Analyse des facteurs additifs

Lorsque les groupes de spécialistes des pays préparent leurs propres prévisions, on les rapproche de ce que les équations économétriques trimestrielles et semestrielles prévoient à partir de relations dans le passé, la différence étant constituée par des "résidus" ou des "facteurs additifs". Lorsque les déviations des prévisions par rapport aux résultats des équations sont importantes, il faut réfléchir aux raisons pour lesquelles les relations historiques ont pu se rompre et se demander s'il s'agit d'une rupture temporaire ou permanente. Les appréciations sur la question de savoir comment et dans quels délais les relations historiques se renouent peuvent avoir des implications considérables pour "l'histoire" en arrière-plan des prévisions. Cela étant, la mise en évidence de déviations importantes peut simplement encourager une réévaluation des prévisions. Les résultats des exercices de modélisation économétrique aussi bien internes qu'externes à l'OCDE influencent la façon de penser des groupes de spécialistes des pays. Les estimations économétriques sont associées à des connaissances et avis locaux lors de la préparation des prévisions, mais non de façon rigide ou mécanique. C'est sans doute lors du calcul des prévisions sur les échanges extérieurs que l'on a le plus intensément recours à l'analyse des facteurs additifs, car cette analyse est liée au contrôle de la cohérence générale des prévisions qui doit satisfaire la cohérence globale selon laquelle les changements dans les exportations mondiales de biens et services doivent être égaux aux changements dans les importations mondiales, et que le déficit mondial des paiements courants reste à peu près constant sur la période de prévision.
 
Scénarios et simulations 

Une part importante de l'analyse effectuée par le Secrétariat consiste à étudier l'équilibre des risques autour des prévisions centrales, et à envisager les effets à moyen terme des différents scénarios de rechange. Pour cette raison, on produit régulièrement une série de prévisions à moyen terme à titre de référence et INTERLINK est largement utilisé lorsque l'on envisage les impacts à moyen terme de ces différents scénarios. Ces dernières années, on a élaboré de tels scénarios pour illustrer des questions comme les perspectives à long terme des budgets des administrations publiques; les causes de creusement des déséquilibres des paiements courants; ou les interactions entre marchés du travail, transferts sociaux et assainissement des finances publiques. Du point de vue de l'analyse à court terme, des simulations ont été réalisées récemment, entre autres en vue de montrer les éventuelles implications de fortes corrections des prix sur les marchés d'actions; d'une croissance plus rapide que prévu aux États-Unis (scénario boum-récession); d'une accélération de la croissance dans la zone de l'OCDE sous l'effet d'une forte synchronisation des cycles; des conséquences d'un affaiblissement de l'euro ou l'impact d'un renchérissement du pétrole.

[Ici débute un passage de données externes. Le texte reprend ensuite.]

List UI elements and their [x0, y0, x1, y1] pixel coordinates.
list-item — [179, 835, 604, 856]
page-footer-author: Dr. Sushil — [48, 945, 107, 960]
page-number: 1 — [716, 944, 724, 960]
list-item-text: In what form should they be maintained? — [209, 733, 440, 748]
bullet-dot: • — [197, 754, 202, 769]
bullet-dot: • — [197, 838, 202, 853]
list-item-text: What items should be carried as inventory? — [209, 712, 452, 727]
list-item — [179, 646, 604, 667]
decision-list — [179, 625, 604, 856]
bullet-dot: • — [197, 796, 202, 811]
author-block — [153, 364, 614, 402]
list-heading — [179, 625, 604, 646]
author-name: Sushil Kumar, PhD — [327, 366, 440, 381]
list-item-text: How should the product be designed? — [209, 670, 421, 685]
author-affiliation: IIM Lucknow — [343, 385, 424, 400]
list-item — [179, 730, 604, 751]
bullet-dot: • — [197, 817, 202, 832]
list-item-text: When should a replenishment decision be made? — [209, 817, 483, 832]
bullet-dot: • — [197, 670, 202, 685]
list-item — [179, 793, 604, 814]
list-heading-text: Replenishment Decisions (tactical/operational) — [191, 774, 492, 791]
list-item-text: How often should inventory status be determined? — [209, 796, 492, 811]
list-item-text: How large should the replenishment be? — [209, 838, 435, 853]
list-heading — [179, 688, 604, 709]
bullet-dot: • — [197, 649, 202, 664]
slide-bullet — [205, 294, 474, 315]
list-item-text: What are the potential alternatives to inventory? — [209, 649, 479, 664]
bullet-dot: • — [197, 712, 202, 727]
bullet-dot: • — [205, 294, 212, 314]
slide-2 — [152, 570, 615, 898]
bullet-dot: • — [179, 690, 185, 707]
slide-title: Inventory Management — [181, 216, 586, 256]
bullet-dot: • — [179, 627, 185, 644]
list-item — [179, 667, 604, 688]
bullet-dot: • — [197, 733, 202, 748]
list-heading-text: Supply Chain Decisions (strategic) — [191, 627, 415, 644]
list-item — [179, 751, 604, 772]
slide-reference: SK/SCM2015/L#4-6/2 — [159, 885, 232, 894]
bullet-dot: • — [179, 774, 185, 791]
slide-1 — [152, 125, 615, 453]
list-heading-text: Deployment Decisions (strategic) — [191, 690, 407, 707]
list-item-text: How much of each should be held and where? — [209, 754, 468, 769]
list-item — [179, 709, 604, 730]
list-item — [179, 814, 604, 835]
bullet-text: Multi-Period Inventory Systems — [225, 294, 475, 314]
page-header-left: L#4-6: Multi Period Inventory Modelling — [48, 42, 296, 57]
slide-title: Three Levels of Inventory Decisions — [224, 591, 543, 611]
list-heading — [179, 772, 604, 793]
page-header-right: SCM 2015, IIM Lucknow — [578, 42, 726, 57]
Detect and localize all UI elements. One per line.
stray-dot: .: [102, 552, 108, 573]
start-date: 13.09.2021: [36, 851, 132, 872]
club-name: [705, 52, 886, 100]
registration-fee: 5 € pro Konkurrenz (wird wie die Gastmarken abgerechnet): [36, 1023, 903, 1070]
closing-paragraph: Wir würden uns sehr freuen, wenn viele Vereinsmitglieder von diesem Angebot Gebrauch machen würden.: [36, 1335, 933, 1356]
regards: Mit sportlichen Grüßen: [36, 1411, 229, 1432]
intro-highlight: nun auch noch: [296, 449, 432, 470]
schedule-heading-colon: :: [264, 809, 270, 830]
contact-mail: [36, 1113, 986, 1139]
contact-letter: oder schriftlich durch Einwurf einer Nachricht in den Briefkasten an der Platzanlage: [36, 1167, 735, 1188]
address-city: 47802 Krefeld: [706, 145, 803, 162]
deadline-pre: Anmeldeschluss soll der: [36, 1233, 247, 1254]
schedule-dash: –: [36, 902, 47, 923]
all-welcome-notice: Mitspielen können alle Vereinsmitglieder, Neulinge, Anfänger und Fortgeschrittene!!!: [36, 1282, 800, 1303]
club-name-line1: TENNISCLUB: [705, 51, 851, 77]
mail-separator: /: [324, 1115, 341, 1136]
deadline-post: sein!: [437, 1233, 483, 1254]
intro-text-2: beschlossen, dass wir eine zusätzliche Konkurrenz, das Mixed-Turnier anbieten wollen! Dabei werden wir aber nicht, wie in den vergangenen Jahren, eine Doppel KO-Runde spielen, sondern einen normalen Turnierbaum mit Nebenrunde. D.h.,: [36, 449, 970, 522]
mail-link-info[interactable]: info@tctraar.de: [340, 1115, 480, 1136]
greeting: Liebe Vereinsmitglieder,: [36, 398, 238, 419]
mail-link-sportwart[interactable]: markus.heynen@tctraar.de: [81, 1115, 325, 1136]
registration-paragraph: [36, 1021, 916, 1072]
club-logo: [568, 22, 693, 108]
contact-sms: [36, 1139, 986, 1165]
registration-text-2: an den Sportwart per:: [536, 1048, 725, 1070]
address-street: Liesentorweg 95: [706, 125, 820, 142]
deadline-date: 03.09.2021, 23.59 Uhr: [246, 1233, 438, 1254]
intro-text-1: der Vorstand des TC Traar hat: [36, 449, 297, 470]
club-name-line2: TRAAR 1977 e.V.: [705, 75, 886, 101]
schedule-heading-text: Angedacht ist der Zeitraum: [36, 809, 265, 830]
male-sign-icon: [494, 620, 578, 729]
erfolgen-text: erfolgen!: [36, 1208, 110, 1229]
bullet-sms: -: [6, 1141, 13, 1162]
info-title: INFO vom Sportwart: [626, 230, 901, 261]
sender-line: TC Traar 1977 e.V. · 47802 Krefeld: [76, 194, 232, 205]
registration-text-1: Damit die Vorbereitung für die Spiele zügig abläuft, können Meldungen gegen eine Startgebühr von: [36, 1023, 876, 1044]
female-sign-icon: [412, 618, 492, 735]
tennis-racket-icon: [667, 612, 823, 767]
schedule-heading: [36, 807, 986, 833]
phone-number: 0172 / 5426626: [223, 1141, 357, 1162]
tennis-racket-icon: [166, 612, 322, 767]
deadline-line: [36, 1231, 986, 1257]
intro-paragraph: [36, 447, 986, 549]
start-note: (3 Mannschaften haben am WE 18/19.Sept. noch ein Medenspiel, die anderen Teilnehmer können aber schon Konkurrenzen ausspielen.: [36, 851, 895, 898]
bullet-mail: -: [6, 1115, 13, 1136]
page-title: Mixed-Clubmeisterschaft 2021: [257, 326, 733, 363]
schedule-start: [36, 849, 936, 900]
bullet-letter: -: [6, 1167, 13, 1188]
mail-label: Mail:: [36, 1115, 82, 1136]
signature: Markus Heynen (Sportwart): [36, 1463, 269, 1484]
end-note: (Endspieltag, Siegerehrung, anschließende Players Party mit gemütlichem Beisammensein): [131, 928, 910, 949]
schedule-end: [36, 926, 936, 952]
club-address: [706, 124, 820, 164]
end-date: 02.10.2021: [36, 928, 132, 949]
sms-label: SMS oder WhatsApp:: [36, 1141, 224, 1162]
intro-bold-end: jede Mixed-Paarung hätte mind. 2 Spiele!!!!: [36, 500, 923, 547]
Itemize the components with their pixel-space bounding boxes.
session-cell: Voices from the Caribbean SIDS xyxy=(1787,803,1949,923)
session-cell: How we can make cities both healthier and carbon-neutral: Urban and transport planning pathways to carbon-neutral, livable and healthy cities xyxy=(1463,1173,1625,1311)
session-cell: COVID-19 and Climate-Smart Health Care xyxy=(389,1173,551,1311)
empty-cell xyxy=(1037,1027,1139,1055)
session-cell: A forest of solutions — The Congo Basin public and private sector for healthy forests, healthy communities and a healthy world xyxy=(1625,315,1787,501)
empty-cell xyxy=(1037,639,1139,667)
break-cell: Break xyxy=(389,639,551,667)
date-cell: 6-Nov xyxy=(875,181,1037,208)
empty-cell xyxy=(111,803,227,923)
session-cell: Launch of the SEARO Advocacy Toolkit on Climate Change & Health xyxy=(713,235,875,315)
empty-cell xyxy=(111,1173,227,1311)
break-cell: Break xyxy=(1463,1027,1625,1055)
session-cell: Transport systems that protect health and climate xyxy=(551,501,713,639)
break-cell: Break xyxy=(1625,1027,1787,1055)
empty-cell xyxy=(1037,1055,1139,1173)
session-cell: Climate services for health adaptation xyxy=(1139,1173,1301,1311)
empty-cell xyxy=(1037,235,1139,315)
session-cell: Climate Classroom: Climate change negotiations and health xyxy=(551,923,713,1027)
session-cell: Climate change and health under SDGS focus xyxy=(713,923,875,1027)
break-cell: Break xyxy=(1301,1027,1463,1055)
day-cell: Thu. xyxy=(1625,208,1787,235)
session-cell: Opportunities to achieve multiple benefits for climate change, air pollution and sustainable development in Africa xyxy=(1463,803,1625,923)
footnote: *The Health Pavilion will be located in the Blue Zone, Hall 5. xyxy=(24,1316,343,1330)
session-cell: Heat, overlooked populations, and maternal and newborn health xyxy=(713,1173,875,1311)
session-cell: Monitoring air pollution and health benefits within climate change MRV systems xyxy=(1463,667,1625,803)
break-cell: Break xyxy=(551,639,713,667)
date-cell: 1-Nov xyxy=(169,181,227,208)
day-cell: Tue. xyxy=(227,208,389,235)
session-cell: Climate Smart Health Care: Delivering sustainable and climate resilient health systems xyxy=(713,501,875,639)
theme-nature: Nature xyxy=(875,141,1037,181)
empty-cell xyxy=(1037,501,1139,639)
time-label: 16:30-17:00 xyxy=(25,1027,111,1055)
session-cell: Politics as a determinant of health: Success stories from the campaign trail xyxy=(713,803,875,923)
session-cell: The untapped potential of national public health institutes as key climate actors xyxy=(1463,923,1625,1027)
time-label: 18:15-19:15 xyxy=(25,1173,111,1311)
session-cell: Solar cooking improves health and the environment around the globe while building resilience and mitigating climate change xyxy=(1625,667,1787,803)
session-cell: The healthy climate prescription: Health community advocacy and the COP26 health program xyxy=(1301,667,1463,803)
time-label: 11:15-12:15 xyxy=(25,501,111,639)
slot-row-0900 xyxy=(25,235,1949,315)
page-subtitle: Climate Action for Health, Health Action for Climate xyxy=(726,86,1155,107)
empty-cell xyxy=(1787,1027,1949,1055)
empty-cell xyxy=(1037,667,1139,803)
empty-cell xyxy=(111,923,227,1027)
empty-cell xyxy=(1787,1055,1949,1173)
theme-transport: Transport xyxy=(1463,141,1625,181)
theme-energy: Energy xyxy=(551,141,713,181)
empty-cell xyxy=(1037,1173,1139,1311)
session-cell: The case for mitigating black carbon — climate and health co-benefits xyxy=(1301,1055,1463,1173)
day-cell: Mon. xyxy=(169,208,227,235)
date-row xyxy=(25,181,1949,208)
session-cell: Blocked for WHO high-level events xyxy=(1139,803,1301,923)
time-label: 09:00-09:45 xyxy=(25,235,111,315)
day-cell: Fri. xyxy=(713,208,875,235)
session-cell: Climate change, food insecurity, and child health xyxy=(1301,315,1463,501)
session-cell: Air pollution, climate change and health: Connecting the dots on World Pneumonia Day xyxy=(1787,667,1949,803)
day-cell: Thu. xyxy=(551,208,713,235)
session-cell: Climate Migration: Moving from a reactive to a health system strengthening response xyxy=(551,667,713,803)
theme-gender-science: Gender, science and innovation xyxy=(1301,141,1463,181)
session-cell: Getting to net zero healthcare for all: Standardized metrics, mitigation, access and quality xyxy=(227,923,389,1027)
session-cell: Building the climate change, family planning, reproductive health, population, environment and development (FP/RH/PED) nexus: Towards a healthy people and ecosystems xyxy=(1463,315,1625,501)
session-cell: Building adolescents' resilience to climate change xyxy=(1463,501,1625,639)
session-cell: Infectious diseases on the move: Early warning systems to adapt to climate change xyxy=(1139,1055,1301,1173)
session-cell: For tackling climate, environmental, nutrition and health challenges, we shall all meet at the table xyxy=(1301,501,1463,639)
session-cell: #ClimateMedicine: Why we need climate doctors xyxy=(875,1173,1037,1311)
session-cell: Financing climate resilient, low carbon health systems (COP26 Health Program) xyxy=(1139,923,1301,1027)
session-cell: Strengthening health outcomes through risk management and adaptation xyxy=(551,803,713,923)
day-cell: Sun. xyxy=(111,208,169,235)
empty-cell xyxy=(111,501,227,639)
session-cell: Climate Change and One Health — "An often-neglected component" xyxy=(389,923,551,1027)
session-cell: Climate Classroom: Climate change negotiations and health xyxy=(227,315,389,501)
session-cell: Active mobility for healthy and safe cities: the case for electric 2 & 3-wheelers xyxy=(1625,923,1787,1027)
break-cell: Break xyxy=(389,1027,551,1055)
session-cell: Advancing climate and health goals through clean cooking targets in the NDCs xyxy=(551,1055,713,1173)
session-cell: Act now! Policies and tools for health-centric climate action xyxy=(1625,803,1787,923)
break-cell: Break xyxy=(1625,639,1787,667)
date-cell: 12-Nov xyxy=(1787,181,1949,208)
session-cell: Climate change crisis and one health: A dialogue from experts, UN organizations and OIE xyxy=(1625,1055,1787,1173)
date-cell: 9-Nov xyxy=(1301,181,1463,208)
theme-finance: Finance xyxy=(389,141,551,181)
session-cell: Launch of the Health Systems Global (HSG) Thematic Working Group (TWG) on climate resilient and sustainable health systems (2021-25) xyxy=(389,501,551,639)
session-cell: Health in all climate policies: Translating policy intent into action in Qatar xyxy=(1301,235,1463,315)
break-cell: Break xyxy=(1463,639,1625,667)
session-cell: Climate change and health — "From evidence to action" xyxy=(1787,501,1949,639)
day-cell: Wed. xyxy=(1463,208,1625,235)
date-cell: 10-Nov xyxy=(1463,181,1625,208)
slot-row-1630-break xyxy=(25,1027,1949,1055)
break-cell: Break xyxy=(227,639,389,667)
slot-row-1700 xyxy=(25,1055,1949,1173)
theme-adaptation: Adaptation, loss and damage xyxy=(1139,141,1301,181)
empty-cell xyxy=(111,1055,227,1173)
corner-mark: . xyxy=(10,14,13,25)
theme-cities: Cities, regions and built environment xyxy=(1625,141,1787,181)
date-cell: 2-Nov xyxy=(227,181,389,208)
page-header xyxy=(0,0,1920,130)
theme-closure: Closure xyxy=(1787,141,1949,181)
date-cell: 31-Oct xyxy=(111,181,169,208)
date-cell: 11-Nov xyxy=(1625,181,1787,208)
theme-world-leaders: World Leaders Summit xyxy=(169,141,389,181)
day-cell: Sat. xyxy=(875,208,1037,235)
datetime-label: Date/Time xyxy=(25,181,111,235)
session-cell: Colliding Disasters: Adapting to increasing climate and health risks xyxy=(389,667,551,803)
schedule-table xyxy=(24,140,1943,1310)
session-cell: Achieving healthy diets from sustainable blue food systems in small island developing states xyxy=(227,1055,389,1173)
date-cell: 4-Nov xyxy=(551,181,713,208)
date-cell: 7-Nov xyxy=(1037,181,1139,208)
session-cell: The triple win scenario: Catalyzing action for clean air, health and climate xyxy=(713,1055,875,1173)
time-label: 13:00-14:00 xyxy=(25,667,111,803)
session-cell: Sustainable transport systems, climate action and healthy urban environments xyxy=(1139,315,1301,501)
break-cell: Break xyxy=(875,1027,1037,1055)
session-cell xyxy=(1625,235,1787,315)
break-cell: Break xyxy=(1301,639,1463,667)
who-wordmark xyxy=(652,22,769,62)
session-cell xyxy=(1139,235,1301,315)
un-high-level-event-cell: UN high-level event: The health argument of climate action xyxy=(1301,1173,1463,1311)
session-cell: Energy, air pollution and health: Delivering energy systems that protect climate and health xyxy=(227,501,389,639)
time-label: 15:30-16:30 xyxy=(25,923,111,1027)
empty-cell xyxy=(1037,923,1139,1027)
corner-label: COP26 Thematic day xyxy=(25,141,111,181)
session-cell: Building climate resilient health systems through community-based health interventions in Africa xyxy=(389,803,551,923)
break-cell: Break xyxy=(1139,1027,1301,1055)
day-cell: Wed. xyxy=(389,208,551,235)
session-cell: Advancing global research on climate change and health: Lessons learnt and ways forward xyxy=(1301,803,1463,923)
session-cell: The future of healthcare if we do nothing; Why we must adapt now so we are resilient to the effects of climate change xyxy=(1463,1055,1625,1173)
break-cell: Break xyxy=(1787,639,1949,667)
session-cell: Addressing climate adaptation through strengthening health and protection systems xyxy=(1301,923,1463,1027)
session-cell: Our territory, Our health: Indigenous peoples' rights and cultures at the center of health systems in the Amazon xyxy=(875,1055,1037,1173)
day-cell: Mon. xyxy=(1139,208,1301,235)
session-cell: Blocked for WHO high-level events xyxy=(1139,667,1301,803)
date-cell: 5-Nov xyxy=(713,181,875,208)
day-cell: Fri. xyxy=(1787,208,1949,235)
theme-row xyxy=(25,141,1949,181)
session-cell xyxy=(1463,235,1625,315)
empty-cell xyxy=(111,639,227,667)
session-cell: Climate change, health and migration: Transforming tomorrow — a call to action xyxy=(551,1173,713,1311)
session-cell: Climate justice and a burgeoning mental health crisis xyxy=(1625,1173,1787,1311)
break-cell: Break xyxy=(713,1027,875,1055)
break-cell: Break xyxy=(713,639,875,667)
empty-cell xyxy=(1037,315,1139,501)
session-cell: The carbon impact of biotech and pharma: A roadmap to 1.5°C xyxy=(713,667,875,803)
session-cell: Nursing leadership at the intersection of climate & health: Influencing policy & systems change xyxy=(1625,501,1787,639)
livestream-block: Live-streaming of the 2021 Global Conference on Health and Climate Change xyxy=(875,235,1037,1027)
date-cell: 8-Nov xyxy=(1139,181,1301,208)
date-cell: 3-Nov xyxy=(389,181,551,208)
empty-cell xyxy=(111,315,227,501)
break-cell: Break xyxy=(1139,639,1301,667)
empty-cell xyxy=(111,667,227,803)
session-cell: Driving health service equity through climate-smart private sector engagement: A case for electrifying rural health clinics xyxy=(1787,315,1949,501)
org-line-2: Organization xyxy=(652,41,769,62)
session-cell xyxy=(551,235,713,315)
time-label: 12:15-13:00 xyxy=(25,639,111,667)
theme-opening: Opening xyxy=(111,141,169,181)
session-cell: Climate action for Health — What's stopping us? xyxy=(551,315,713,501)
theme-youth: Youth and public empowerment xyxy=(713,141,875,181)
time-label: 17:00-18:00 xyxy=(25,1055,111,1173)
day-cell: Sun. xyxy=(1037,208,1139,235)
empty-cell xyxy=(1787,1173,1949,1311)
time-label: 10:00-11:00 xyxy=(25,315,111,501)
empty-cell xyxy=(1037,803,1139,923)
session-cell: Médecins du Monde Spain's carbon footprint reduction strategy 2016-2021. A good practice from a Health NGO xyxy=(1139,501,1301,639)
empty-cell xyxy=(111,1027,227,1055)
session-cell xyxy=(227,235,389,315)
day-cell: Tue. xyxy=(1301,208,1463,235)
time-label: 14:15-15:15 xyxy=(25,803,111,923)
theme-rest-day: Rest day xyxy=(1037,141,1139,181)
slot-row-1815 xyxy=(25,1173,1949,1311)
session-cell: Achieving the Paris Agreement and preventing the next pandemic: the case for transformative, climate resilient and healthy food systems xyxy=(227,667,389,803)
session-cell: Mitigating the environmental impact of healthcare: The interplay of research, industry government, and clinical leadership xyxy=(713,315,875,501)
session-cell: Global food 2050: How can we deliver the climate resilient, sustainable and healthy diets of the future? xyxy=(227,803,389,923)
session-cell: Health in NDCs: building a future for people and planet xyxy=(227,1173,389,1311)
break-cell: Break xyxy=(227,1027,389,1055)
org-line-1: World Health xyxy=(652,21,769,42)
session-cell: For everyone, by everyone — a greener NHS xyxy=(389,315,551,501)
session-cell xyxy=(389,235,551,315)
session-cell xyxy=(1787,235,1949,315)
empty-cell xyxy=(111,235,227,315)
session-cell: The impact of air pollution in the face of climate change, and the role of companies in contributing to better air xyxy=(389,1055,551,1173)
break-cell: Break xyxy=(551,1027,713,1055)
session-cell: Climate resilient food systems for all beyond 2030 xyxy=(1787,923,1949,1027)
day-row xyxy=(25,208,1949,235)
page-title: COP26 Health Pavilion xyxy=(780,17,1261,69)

Le scénario de référence à moyen terme est fortement conditionné par des hypothèses spécifiques sur les évolutions de l'action des pouvoirs publics et de l'économie dans les pays de l'OCDE et dans les autres pays ou régions. Il vise aussi à donner des éléments sur l'éventuelle accumulation ou résorption de déséquilibres et tensions spécifiques au sein de l'économie mondiale pour le moyen terme, ainsi que sur la portée des mesures visant à favoriser le processus d'ajustement. Le scénario de référence à moyen terme prolonge les prévisions à court terme de façon cohérente à un horizon de cinq ans. De par sa construction, le modèle n'intègre pas d'évaluation du positionnement dans le temps et de l'ampleur des événements conjoncturels à venir. Il est plutôt fondé sur l'hypothèse d'un profil de croissance conduisant à la quasi élimination à moyen terme, dans l'ensemble des pays de l'OCDE, de l'écart entre production effective et production potentielle ainsi que de l'écart entre chômage effectif et chômage structurel. Les prix des produits de base et les taux de change sont maintenus à peu près inchangés en termes réels. Les politiques monétaires sont censées être orientées vers le maintien d'une faible inflation, conformément aux objectifs à moyen terme. On considère dans la plupart des cas que les politiques budgétaires restent à peu près inchangées, c'est-à-dire que le solde primaire corrigé des fluctuations conjoncturelles est maintenu quasiment constant. Il est donc implicite que les autorités prennent des mesures pour compenser les modifications sous-jacentes du solde primaire corrigé des variations cycliques, telles que celles qui découlent des dépenses liées au vieillissement de la population dans la plupart des pays de l'OCDE. Ces hypothèses se traduisent par une diminution du rapport de la dette au PIB dans la plupart des pays.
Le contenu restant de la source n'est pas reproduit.